Au service de la Compagnie Pordurière du Petit Togo besognaient donc en même temps que moi, je l'ai dit, dans ses hangars et sur ses plantations, grand nombre de nègres et de petits Blancs dans mon genre. Les indigènes eux, ne fonctionnent guère en somme qu'à coups de trique, ils gardent cette dignité, tandis que les Blancs, perfectionnés par l'instruction publique, ils marchent tout seuls.

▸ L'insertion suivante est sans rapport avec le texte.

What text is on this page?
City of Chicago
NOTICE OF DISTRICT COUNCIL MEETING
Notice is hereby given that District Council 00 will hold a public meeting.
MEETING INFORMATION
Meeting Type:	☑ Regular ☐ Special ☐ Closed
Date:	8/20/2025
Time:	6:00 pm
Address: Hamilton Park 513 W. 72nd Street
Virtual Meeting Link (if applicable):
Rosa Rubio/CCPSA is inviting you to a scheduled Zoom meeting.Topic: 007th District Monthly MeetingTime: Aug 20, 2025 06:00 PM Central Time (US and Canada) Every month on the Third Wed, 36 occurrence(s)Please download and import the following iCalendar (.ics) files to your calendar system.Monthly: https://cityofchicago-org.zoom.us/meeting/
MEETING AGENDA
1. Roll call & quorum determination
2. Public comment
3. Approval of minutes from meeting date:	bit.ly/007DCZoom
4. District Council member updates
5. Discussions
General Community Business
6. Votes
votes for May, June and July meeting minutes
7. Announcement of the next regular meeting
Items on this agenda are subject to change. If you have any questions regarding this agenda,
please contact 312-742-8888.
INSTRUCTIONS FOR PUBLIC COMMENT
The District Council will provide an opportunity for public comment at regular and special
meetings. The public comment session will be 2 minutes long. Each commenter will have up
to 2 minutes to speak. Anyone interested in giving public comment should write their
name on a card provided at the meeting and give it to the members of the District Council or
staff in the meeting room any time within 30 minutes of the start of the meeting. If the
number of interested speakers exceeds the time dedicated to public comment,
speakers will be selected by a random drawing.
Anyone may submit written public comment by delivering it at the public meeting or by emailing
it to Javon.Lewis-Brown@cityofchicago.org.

La trique finit par fatiguer celui qui la manie, tandis que l'espoir de devenir puissants et riches dont les Blancs sont gavés, ça ne coûte rien, absolument rien. Qu'on ne vienne plus nous vanter l'Égypte et les Tyrans tartares ! Ce n'étaient ces antiques amateurs que petits margoulins prétentieux dans l'art suprême de faire rendre à la bête verticale son plus bel effort au boulot. Ils ne savaient pas, ces primitifs, l'appeler « Monsieur » l'esclave, et le faire voter de temps à autre, ni lui payer le journal, ni surtout l'emmener à la guerre, pour lui faire passer ses passions. Un chrétien de vingt siècles, j'en savais quelque chose, ne se retient plus quand devant lui vient à passer un régiment. Ça lui fait jaillir trop d'idées.

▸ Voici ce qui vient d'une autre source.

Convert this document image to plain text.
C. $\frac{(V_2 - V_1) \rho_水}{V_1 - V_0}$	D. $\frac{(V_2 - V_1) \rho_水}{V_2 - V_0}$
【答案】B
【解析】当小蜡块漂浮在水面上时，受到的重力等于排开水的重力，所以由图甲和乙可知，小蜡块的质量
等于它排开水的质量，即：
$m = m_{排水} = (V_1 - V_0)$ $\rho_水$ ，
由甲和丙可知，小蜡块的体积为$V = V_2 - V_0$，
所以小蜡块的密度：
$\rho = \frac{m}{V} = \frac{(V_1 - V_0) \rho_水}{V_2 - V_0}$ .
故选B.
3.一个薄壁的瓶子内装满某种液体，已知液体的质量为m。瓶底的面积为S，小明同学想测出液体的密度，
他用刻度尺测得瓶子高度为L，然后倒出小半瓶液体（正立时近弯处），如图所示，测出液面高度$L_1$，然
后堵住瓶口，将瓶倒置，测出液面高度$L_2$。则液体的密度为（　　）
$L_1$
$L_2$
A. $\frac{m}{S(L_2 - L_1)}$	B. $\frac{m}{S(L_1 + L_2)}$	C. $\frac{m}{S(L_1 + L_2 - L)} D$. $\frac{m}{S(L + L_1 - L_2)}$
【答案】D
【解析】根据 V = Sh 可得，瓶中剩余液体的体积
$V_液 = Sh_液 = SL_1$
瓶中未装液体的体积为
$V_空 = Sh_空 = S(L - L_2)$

Aussi, décidai-je en ce qui me concernait de me surveiller désormais de très près, et puis d'apprendre à me taire scrupuleusement, à cacher mon envie de foutre le camp, à prospérer enfin si possible et malgré tout au service de la Compagnie Pordurière. Plus une minute à perdre.
Le long de nos hangars, au ras des rives bourbeuses séjournaient, sournois et permanents, des bandes de crocodiles aux aguets. Eux genre métallique, jouissaient de cette chaleur en délire, les nègres aussi, semblait-il.

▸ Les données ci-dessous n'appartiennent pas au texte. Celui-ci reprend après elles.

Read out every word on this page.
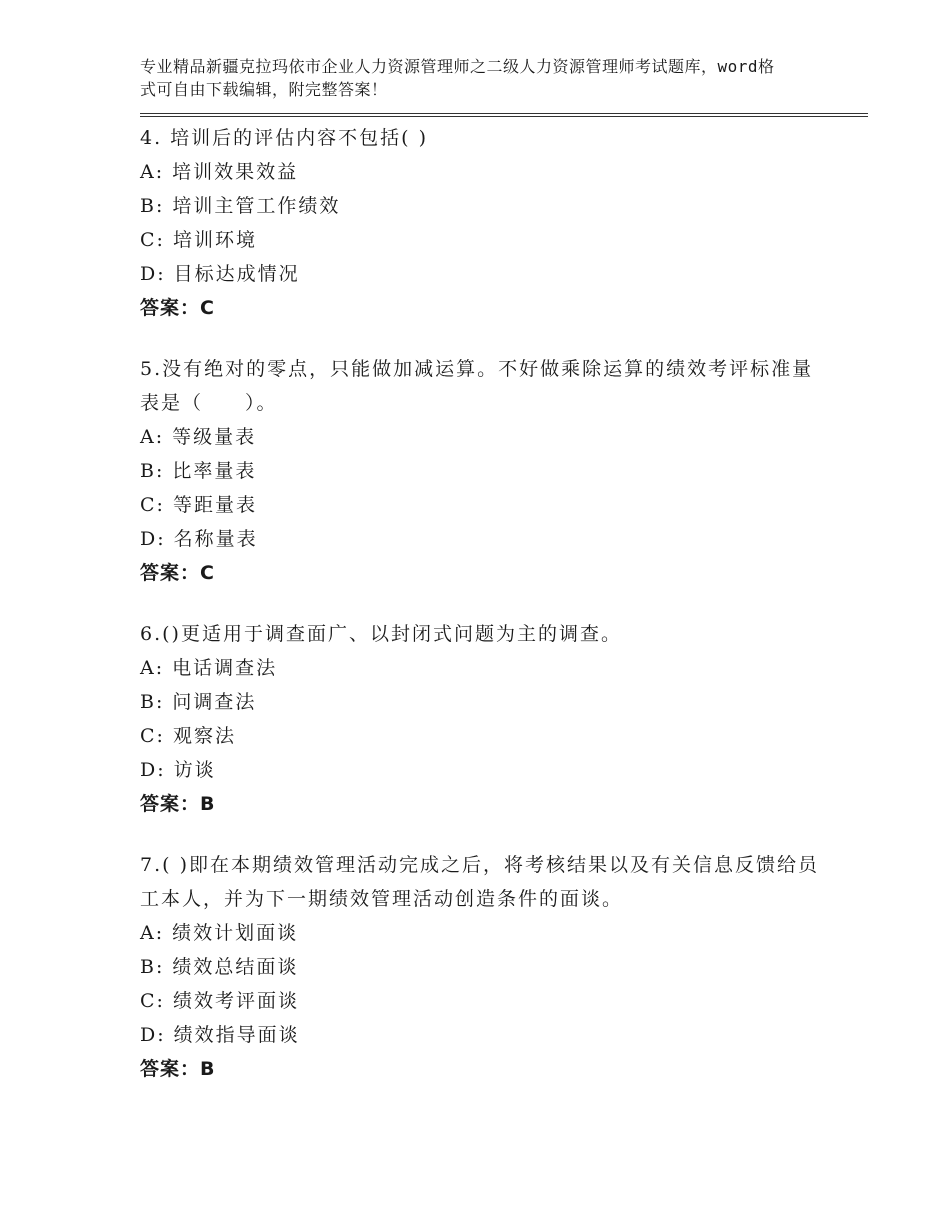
专业精品新疆克拉玛依市企业人力资源管理师之二级人力资源管理师考试题库，word格式可自由下载编辑，附完整答案！
4. 培训后的评估内容不包括( )
A: 培训效果效益
B: 培训主管工作绩效
C: 培训环境
D: 目标达成情况
答案：C
5.没有绝对的零点，只能做加减运算。不好做乘除运算的绩效考评标准量表是（　　）。
A: 等级量表
B: 比率量表
C: 等距量表
D: 名称量表
答案：C
6.()更适用于调查面广、以封闭式问题为主的调查。
A: 电话调查法
B: 问调查法
C: 观察法
D: 访谈
答案：B
7.( )即在本期绩效管理活动完成之后，将考核结果以及有关信息反馈给员工本人，并为下一期绩效管理活动创造条件的面谈。
A: 绩效计划面谈
B: 绩效总结面谈
C: 绩效考评面谈
D: 绩效指导面谈
答案：B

En plein midi, on se demandait si c'était possible toute l'agitation de ces masses besogneuses le long des quais, cette pagaïe de nègres surexcités et croasseurs.
Question de me dresser au numérotage des sacs, avant que je prisse la brousse, j'ai dû m'entraîner à m'asphyxier progressivement dans le hangar central de la Compagnie avec les autres commis, entre deux grandes balances, coincées au milieu de la foule alcaline des nègres en loques, pustuleux et chantants. Chacun traînait après lui son petit nuage de poussière, qu'il secouait en cadence. Les coups mats des préposés au portage s'abattaient sur ces dos magnifiques, sans éveiller de protestations ni de plaintes. Une passivité d'ahuris. La douleur supportée aussi simplement que l'air torride de cette fournaise poussiéreuse.
Le Directeur passait de temps en temps, toujours agressif, pour s'assurer que je faisais des progrès réels dans la technique du numérotage et des pesées truquées.
Il se frayait un chemin jusqu'aux balances, à travers la houle indigène, à grands coups de trique. « Bardamu, me dit-il un matin, qu'il était en verve, ces nègres-là, qui nous entourent, vous les voyez n'est-ce pas ?… Eh bien quand j'arrivai au Petit Togo moi, voici tantôt trente ans, ils ne vivaient encore que de chasse, de pêche et de massacres entre tribus, ces salopards !… Petit factorier à mes débuts, je les ai vus tel que je vous parle, s'en retourner après victoire dans leur village, chargés de plus de cent paniers de viande humaine bien saignante pour s'en foutre plein la lampe !… Vous m'entendez Bardamu !… Bien saignante ! Celle de leurs ennemis ! Vous parlez d'un réveillon !… Aujourd'hui, plus de victoires ! Nous sommes là ! Plus de tribus ! Plus de chichis ! Plus de flaflas ! Mais de la main-d'œuvre et des cacahuètes ! Au boulot ! Plus de chasse ! Plus de fusils ! Des cacahuètes et du caoutchouc !… Pour payer l'impôt ! L'impôt pour faire venir à nous du caoutchouc et des cacahuètes encore ! C'est la vie Bardamu ! Cacahuètes ! Cacahuètes et caoutchouc !… Et puis, tenez, voici justement le général Tombat qui vient de notre côté. »
Celui-ci venait bien en effet à notre rencontre, vieillard, croulant sous la charge énorme du soleil.
Il n'était plus tout à fait militaire, le général, pas civil encore cependant. Confident de la « Pordurière », il servait de liaison entre l'Administration et le Commerce. Liaison indispensable bien que ces deux éléments fussent toujours en concurrence et en état d'hostilité permanente. Mais le général Tombat manœuvrait admirablement. Il était sorti, entre autres, d'une récente sale affaire de vente de biens ennemis, qu'on jugeait insoluble en haut lieu.